Kentucky vs. Louisville: Breaking Down Key Matchups in Clash of In-State Rivals
It may not be the clash of top-five titans that many expected it to be in the preseason, but Saturday's matchup between the Kentucky Wildcats and No. 4 Louisville Cardinals will certainly captivate everyone in the Bluegrass State.
John Calipari's squad comes into Saturday's matchup winners of four straight games after a 4-3 start sent the Wildcats outside the Top 25. They'll walk into the KFC Yum! Center as 7.5-point underdogs (per Vegas Insider), a word that Kentucky fans haven't heard too often in Calipari's tenure.
On the other bench, Rick Pitino has to be quite pleased with his team. The Cardinals are 11-1 on the season, with the only loss coming against top-ranked Duke.
Still, despite Louisville being favored, there are a few key matchups that could decide the game. With that in mind, let's take a look at a few particular individual matchups worth watching on Saturday.
Nerlens Noel vs. Gorgui Dieng
Obviously, this is a special matchup in Dieng's eyes for more than one reason. First and foremost, Saturday will the first time the Louisville center has played since breaking a bone in his wrist against Missouri on Nov. 23. Dieng's absence in the middle was felt by the Cardinals in each of their seven games without their defensive stopper, but mostly in the loss against Duke.
However, it will be far more special because Dieng's parents, who live in Senegal, will see him play for the first time in his young career.
It looks like Dieng's folks will also get to see their son play one doozy of a matchup on Saturday as well. The Louisville center, who comes into Saturday averaging 8.2 points, 8.0 rebounds and 2.0 blocks per game, will ostensibly be tasked with guarding scintillating Kentucky freshman Nerlens Noel.
While Noel hasn't come in and had an Anthony Davis-like impact the way many predicted, he's certainly been a defensive menace in the middle. Coming into Saturday's contest, the McDonald's All-American is averaging 3.7 blocks and 2.7 assists to go along with his 10.7 points and 9.1 rebounds per game.

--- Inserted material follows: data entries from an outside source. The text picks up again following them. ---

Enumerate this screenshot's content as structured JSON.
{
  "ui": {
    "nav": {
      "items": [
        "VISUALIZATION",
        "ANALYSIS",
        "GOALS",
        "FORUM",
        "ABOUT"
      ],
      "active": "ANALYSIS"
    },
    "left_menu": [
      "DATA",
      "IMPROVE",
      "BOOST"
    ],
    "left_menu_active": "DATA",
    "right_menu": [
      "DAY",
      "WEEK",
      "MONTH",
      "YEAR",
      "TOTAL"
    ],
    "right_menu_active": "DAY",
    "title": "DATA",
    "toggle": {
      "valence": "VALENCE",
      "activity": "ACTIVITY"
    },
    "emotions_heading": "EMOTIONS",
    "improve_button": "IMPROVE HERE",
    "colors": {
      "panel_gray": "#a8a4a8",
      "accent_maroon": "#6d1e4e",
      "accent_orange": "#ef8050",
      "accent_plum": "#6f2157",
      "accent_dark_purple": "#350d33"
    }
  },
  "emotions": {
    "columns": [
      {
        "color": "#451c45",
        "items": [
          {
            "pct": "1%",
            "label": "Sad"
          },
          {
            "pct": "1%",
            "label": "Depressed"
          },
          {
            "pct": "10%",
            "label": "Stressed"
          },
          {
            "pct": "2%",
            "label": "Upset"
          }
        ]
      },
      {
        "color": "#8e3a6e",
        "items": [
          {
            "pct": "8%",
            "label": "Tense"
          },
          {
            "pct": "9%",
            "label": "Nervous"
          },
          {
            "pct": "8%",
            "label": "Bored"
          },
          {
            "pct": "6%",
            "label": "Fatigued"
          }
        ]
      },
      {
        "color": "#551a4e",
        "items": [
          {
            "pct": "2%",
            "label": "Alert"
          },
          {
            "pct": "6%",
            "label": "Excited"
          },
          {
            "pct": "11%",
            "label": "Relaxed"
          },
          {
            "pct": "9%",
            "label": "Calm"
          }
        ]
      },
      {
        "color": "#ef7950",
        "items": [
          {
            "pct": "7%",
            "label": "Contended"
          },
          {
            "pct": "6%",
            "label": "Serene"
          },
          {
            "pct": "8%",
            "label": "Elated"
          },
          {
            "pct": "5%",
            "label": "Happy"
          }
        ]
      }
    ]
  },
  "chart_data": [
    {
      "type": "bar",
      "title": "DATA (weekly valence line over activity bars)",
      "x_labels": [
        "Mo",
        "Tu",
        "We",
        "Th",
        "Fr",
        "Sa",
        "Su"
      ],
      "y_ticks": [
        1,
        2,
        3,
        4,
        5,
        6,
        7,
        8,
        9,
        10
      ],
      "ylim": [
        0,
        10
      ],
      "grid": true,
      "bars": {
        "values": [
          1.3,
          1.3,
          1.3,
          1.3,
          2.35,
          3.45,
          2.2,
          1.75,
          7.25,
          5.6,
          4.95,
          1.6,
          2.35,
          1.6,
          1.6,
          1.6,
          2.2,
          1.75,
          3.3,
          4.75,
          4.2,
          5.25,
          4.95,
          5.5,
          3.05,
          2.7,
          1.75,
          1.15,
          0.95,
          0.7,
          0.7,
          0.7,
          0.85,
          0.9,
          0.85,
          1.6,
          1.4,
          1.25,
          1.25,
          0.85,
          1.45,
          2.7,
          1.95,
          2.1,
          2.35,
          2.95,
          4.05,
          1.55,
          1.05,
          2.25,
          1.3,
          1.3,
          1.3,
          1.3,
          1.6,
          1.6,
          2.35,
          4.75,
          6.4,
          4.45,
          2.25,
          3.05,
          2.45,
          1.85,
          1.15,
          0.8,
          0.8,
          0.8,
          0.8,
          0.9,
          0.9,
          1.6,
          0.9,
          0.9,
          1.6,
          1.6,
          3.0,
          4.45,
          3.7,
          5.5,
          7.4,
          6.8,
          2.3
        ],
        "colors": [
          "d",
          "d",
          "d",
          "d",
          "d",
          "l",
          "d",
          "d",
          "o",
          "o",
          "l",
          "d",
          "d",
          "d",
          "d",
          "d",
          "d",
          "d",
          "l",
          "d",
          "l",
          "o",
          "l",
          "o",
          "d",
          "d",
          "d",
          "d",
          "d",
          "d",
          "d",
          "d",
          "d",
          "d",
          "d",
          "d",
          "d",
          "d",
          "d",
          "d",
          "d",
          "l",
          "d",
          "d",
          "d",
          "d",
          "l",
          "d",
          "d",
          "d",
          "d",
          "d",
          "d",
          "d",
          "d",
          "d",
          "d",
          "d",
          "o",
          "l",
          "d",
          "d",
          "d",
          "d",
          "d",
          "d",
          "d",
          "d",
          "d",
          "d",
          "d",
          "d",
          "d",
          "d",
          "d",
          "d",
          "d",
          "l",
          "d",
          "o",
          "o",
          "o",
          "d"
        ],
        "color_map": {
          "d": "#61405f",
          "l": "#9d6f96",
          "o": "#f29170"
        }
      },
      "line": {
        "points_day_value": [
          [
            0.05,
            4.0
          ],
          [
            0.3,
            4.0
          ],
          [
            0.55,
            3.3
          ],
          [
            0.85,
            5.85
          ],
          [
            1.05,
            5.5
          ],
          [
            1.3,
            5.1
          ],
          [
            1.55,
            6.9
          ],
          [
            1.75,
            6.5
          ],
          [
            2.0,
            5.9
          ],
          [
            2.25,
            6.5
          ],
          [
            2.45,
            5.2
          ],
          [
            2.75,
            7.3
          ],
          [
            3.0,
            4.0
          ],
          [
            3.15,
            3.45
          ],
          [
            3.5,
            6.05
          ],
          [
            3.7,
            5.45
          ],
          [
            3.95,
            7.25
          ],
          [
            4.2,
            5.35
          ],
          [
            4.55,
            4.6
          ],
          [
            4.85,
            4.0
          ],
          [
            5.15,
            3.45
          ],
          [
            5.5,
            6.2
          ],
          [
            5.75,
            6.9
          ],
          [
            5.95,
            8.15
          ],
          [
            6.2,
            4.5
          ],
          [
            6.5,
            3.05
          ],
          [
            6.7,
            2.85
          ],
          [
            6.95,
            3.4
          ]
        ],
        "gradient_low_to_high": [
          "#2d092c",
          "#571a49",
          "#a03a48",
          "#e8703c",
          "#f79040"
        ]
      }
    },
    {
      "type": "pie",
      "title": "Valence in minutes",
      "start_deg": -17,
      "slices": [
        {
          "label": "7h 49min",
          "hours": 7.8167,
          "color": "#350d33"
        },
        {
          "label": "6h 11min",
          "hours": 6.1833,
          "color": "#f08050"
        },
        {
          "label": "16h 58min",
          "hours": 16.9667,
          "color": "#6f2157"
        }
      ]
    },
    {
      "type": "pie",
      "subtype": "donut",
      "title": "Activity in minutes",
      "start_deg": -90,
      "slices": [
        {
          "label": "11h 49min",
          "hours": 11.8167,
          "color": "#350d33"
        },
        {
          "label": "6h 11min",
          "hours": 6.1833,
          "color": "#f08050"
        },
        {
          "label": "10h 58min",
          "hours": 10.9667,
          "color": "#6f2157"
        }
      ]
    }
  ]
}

Most of those numbers come from Noel's other-worldly athleticism. There may be no player in the country who has his elite combination of size, quickness and defensive awareness.
Nevertheless, if he's not too rusty, Dieng is exactly the type of player who can give Noel trouble. He's extremely powerful in the paint and isn't exactly what you would call a slouch in the athleticism department either.

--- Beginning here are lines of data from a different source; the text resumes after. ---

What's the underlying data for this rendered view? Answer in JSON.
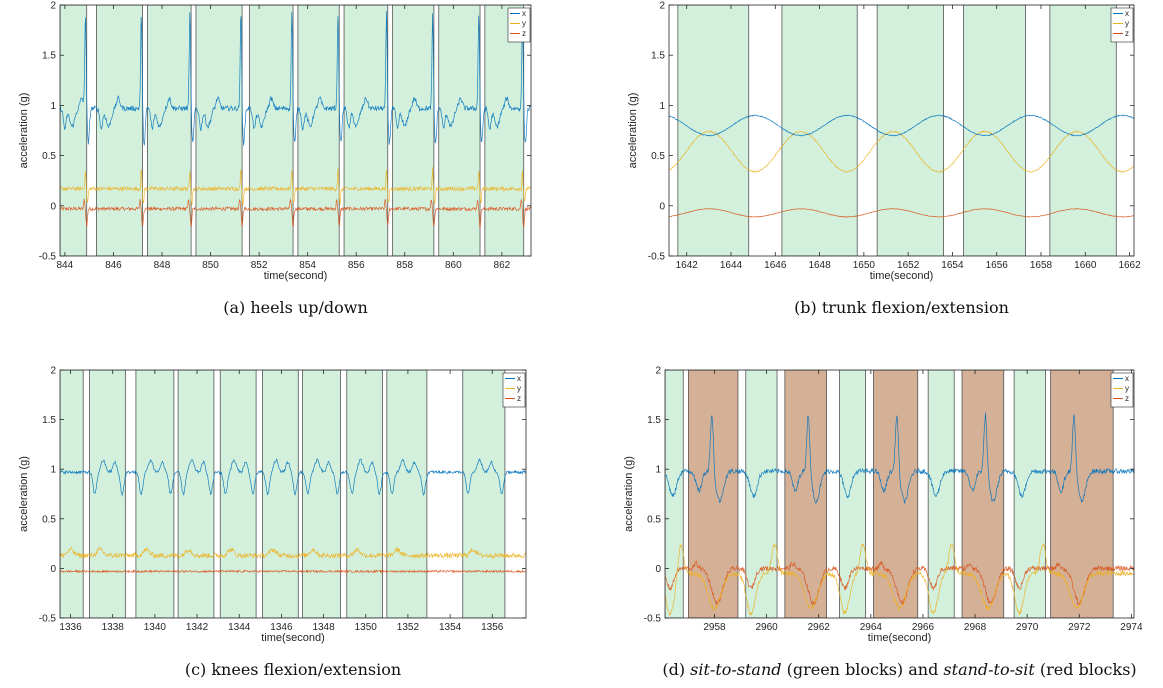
{
  "colors": {
    "x": "#0072BD",
    "y": "#EDB120",
    "z": "#D95319",
    "green_block": "#7FD39A",
    "red_block": "#B07040"
  },
  "chart_data": [
    {
      "type": "line",
      "caption": "(a) heels up/down",
      "caption_parts": [
        {
          "text": "(a) heels up/down",
          "italic": false
        }
      ],
      "xlabel": "time(second)",
      "ylabel": "acceleration (g)",
      "xlim": [
        843.8,
        863.2
      ],
      "ylim": [
        -0.5,
        2
      ],
      "xticks": [
        844,
        846,
        848,
        850,
        852,
        854,
        856,
        858,
        860,
        862
      ],
      "yticks": [
        -0.5,
        0,
        0.5,
        1,
        1.5,
        2
      ],
      "legend": {
        "entries": [
          "x",
          "y",
          "z"
        ],
        "placement": "top-right"
      },
      "series_style": "heels",
      "series": [
        {
          "name": "x",
          "baseline": 0.97
        },
        {
          "name": "y",
          "baseline": 0.17
        },
        {
          "name": "z",
          "baseline": -0.03
        }
      ],
      "blocks": [
        {
          "start": 843.8,
          "end": 844.9,
          "kind": "green"
        },
        {
          "start": 845.3,
          "end": 847.2,
          "kind": "green"
        },
        {
          "start": 847.4,
          "end": 849.2,
          "kind": "green"
        },
        {
          "start": 849.4,
          "end": 851.3,
          "kind": "green"
        },
        {
          "start": 851.6,
          "end": 853.4,
          "kind": "green"
        },
        {
          "start": 853.6,
          "end": 855.3,
          "kind": "green"
        },
        {
          "start": 855.5,
          "end": 857.3,
          "kind": "green"
        },
        {
          "start": 857.5,
          "end": 859.2,
          "kind": "green"
        },
        {
          "start": 859.4,
          "end": 861.1,
          "kind": "green"
        },
        {
          "start": 861.3,
          "end": 862.9,
          "kind": "green"
        }
      ]
    },
    {
      "type": "line",
      "caption": "(b) trunk flexion/extension",
      "caption_parts": [
        {
          "text": "(b) trunk flexion/extension",
          "italic": false
        }
      ],
      "xlabel": "time(second)",
      "ylabel": "acceleration (g)",
      "xlim": [
        1641.2,
        1662.2
      ],
      "ylim": [
        -0.5,
        2
      ],
      "xticks": [
        1642,
        1644,
        1646,
        1648,
        1650,
        1652,
        1654,
        1656,
        1658,
        1660,
        1662
      ],
      "yticks": [
        -0.5,
        0,
        0.5,
        1,
        1.5,
        2
      ],
      "legend": {
        "entries": [
          "x",
          "y",
          "z"
        ],
        "placement": "top-right"
      },
      "series_style": "trunk",
      "series": [
        {
          "name": "x",
          "baseline": 0.8
        },
        {
          "name": "y",
          "baseline": 0.55
        },
        {
          "name": "z",
          "baseline": -0.07
        }
      ],
      "blocks": [
        {
          "start": 1641.6,
          "end": 1644.8,
          "kind": "green"
        },
        {
          "start": 1646.3,
          "end": 1649.7,
          "kind": "green"
        },
        {
          "start": 1650.6,
          "end": 1653.6,
          "kind": "green"
        },
        {
          "start": 1654.5,
          "end": 1657.3,
          "kind": "green"
        },
        {
          "start": 1658.4,
          "end": 1661.4,
          "kind": "green"
        }
      ]
    },
    {
      "type": "line",
      "caption": "(c) knees flexion/extension",
      "caption_parts": [
        {
          "text": "(c) knees flexion/extension",
          "italic": false
        }
      ],
      "xlabel": "time(second)",
      "ylabel": "acceleration (g)",
      "xlim": [
        1335.5,
        1357.6
      ],
      "ylim": [
        -0.5,
        2
      ],
      "xticks": [
        1336,
        1338,
        1340,
        1342,
        1344,
        1346,
        1348,
        1350,
        1352,
        1354,
        1356
      ],
      "yticks": [
        -0.5,
        0,
        0.5,
        1,
        1.5,
        2
      ],
      "legend": {
        "entries": [
          "x",
          "y",
          "z"
        ],
        "placement": "top-right"
      },
      "series_style": "knees",
      "series": [
        {
          "name": "x",
          "baseline": 0.97
        },
        {
          "name": "y",
          "baseline": 0.13
        },
        {
          "name": "z",
          "baseline": -0.03
        }
      ],
      "blocks": [
        {
          "start": 1335.5,
          "end": 1336.6,
          "kind": "green"
        },
        {
          "start": 1336.9,
          "end": 1338.6,
          "kind": "green"
        },
        {
          "start": 1339.1,
          "end": 1340.9,
          "kind": "green"
        },
        {
          "start": 1341.1,
          "end": 1342.8,
          "kind": "green"
        },
        {
          "start": 1343.1,
          "end": 1344.8,
          "kind": "green"
        },
        {
          "start": 1345.1,
          "end": 1346.8,
          "kind": "green"
        },
        {
          "start": 1347.0,
          "end": 1348.8,
          "kind": "green"
        },
        {
          "start": 1349.1,
          "end": 1350.8,
          "kind": "green"
        },
        {
          "start": 1351.0,
          "end": 1352.9,
          "kind": "green"
        },
        {
          "start": 1354.6,
          "end": 1356.6,
          "kind": "green"
        }
      ]
    },
    {
      "type": "line",
      "caption": "(d) sit-to-stand (green blocks) and stand-to-sit (red blocks)",
      "caption_parts": [
        {
          "text": "(d) ",
          "italic": false
        },
        {
          "text": "sit-to-stand",
          "italic": true
        },
        {
          "text": " (green blocks) and ",
          "italic": false
        },
        {
          "text": "stand-to-sit",
          "italic": true
        },
        {
          "text": " (red blocks)",
          "italic": false
        }
      ],
      "xlabel": "time(second)",
      "ylabel": "acceleration (g)",
      "xlim": [
        2956.1,
        2974.1
      ],
      "ylim": [
        -0.5,
        2
      ],
      "xticks": [
        2958,
        2960,
        2962,
        2964,
        2966,
        2968,
        2970,
        2972,
        2974
      ],
      "yticks": [
        -0.5,
        0,
        0.5,
        1,
        1.5,
        2
      ],
      "legend": {
        "entries": [
          "x",
          "y",
          "z"
        ],
        "placement": "top-right"
      },
      "series_style": "sit",
      "series": [
        {
          "name": "x",
          "baseline": 0.98
        },
        {
          "name": "y",
          "baseline": -0.05
        },
        {
          "name": "z",
          "baseline": 0.0
        }
      ],
      "blocks": [
        {
          "start": 2956.1,
          "end": 2956.8,
          "kind": "green"
        },
        {
          "start": 2957.0,
          "end": 2958.9,
          "kind": "red"
        },
        {
          "start": 2959.2,
          "end": 2960.4,
          "kind": "green"
        },
        {
          "start": 2960.7,
          "end": 2962.3,
          "kind": "red"
        },
        {
          "start": 2962.8,
          "end": 2963.8,
          "kind": "green"
        },
        {
          "start": 2964.1,
          "end": 2965.8,
          "kind": "red"
        },
        {
          "start": 2966.2,
          "end": 2967.2,
          "kind": "green"
        },
        {
          "start": 2967.5,
          "end": 2969.1,
          "kind": "red"
        },
        {
          "start": 2969.5,
          "end": 2970.7,
          "kind": "green"
        },
        {
          "start": 2970.9,
          "end": 2973.3,
          "kind": "red"
        }
      ]
    }
  ]
}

The player who wins this battle in the middle may wind up affecting the outcome in facets far more intricate than points and rebounds.

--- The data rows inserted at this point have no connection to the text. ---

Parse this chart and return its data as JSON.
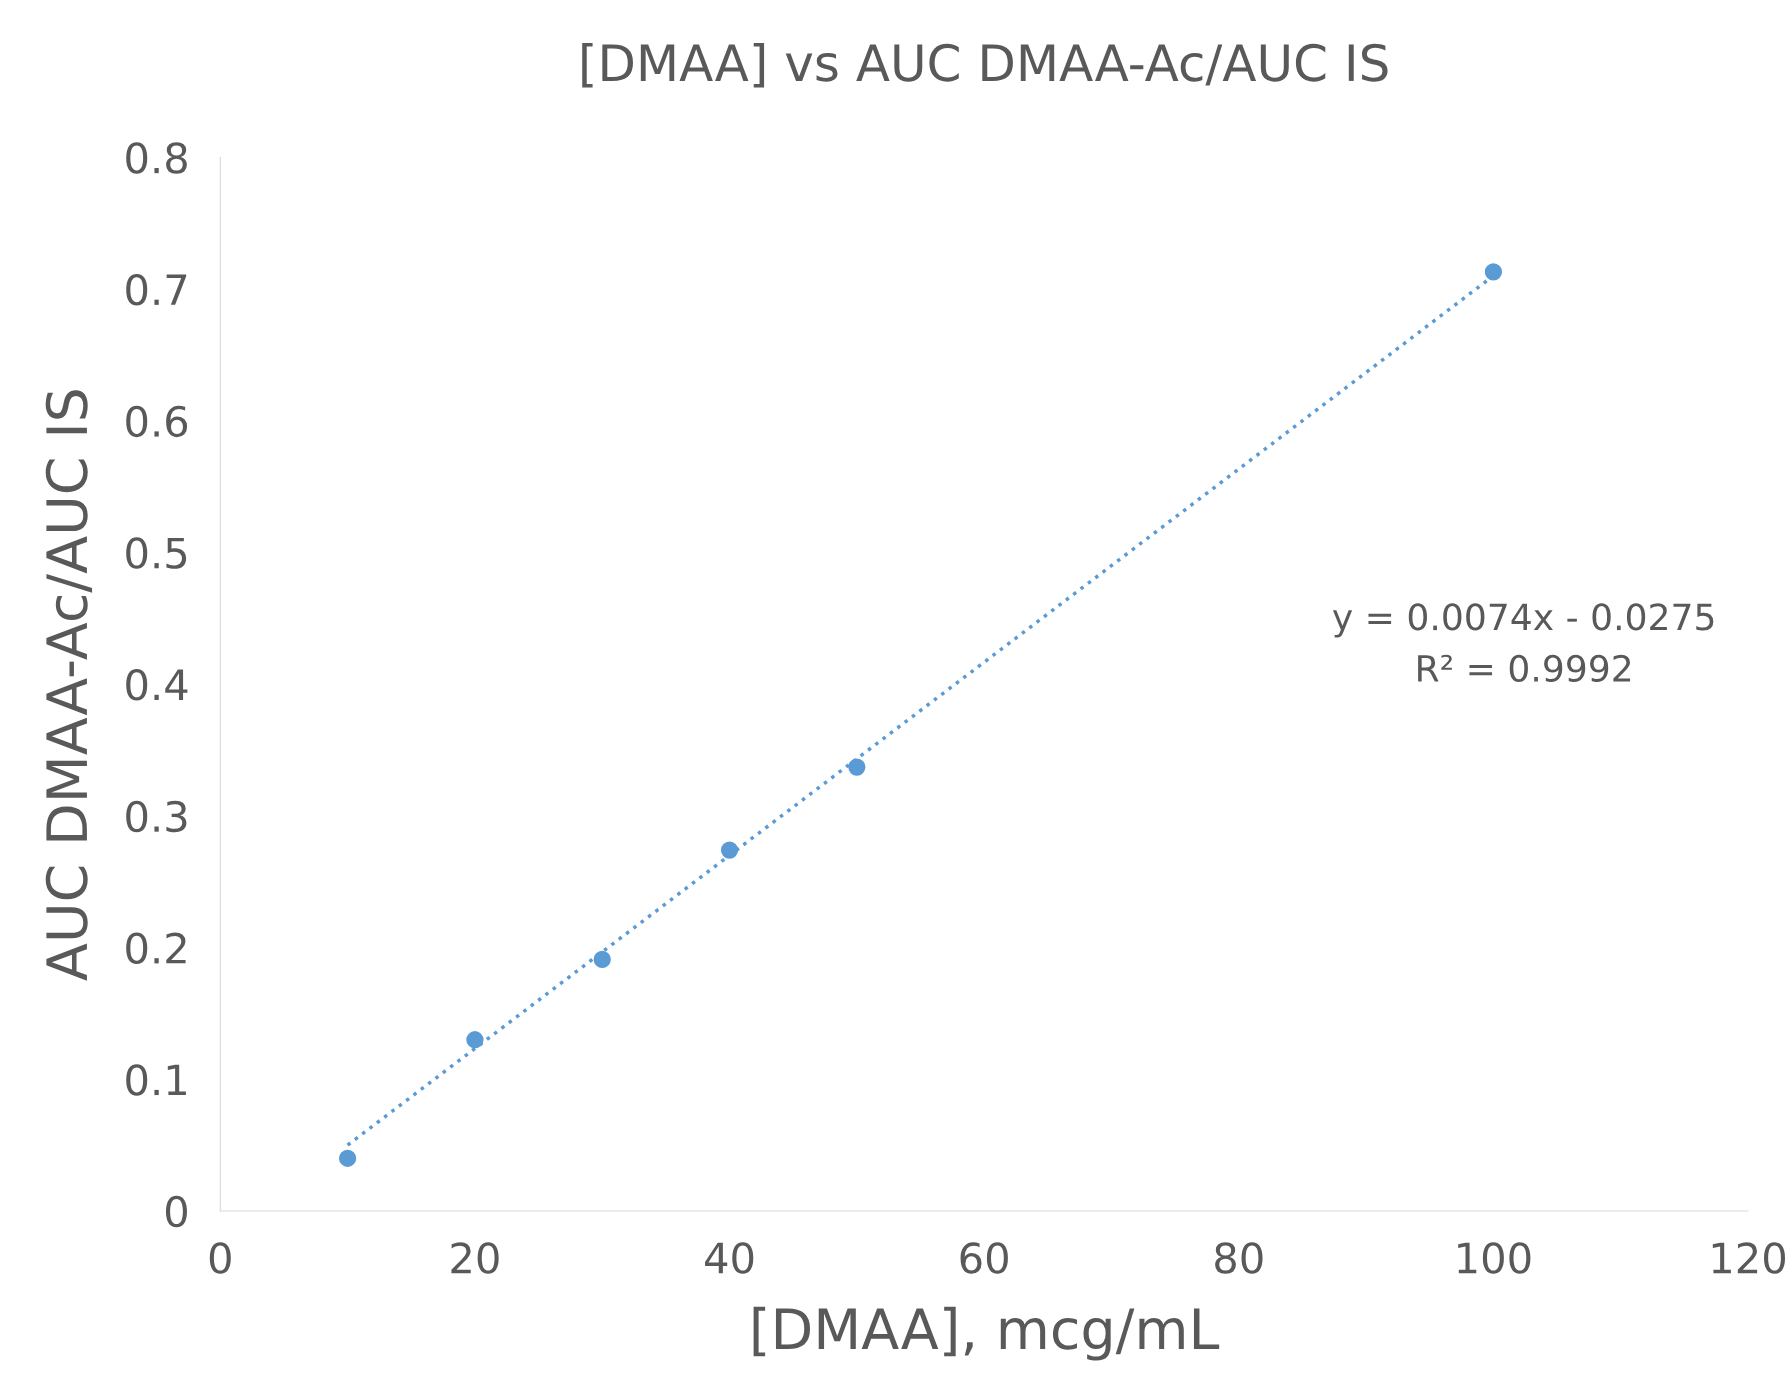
{
  "chart_data": {
    "type": "scatter",
    "title": "[DMAA] vs AUC DMAA-Ac/AUC IS",
    "xlabel": "[DMAA], mcg/mL",
    "ylabel": "AUC DMAA-Ac/AUC IS",
    "series": [
      {
        "color": "#5b9bd5",
        "marker": "circle",
        "x": [
          10,
          20,
          30,
          40,
          50,
          100
        ],
        "values": [
          0.04,
          0.13,
          0.191,
          0.274,
          0.337,
          0.713
        ]
      },
      {
        "type": "line",
        "color": "#5b9bd5",
        "line_style": "dotted",
        "marker": "none",
        "x": [
          10,
          100
        ],
        "values": [
          0.05,
          0.71
        ]
      }
    ],
    "annotations": [
      "y = 0.0074x - 0.0275\nR² = 0.9992"
    ],
    "xlim": [
      0,
      120
    ],
    "xticks": [
      0,
      20,
      40,
      60,
      80,
      100,
      120
    ],
    "ylim": [
      0,
      0.8
    ],
    "yticks": [
      0,
      0.1,
      0.2,
      0.3,
      0.4,
      0.5,
      0.6,
      0.7,
      0.8
    ],
    "grid": false,
    "legend": false
  }
}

Archie Goodwin vs. Russ Smith
We go from two guys whose main responsibility is defensive excellence to two guys who captivate audiences by filling up the buckets.
Smith was a superstar in last year's regular-season matchup for Louisville. Though the Cardinals lost, 69-62, the then-sophomore guard dropped 30 points on Kentucky to keep them in the contest. Unfortunately for Louisville, that excellence did not translate to the Final Four, where Smith went 4-of-15 shooting and disappeared when the team needed him most.
This season, he's been far closer to the guy who nearly single-handedly beat the Wildcats than the player who disappeared. Coming into Saturday's matchup, Smith is averaging 19.7 points per game and hasn't finished with fewer than 13 in any contest thus far.
Smith has also continued his brilliant play on the defensive end, which could come in handy against Kentucky's Goodwin. He may have been the least sought-after of the Wildcats' 5-star freshmen, but Goodwin has also been the team's leading scorer at 16.0 points per game.
Goodwin has scored in double-digits in every game other than one clunker against Notre Dame and also handled the point guard reins admirably when Ryan Harrow was out. He's an above-average ball-handler who could give Smith fits if he starts hitting shots early.
Alex Poythress vs. Wayne Blackshear
Unlike the previous two matchups, it's highly unlikely that Poythress and Blackshear actually guard one another very often.
Regardless, it stands to reason that one of these two athletic marvels will come through with a huge game. And whether it's Poythress or Blackshear, whoever steps up will almost certainly key their team to victory.
Obviously, Poythress' performance means more on a nightly basis to Kentucky than Blackshear to Louisville. The freshman forward comes into this game as the Wildcats' second-leading scorer (14.5 PPG) and has been one of the most quietly efficient players in the nation, knocking down nearly 65 percent of his shots.
Louisville's guard-heavy attack doesn't have many inside stalwarts other than Dieng, so if Poythress plays aggressively against Chane Behanan, he may be able to find easy buckets and draw fouls on the inside.
Blackshear may be even more interesting. Perhaps the most athletic player in college basketball, Blackshear is as captivating as he is inconsistent. He's hit double-digit points in only six games this season and has five different instances where he made two field goals or less.
If he shows up before the home crowd, Louisville should be golden. If he doesn't, the Cardinals are in a heap of trouble and Poythress could wind up being an x-factor in a Kentucky upset.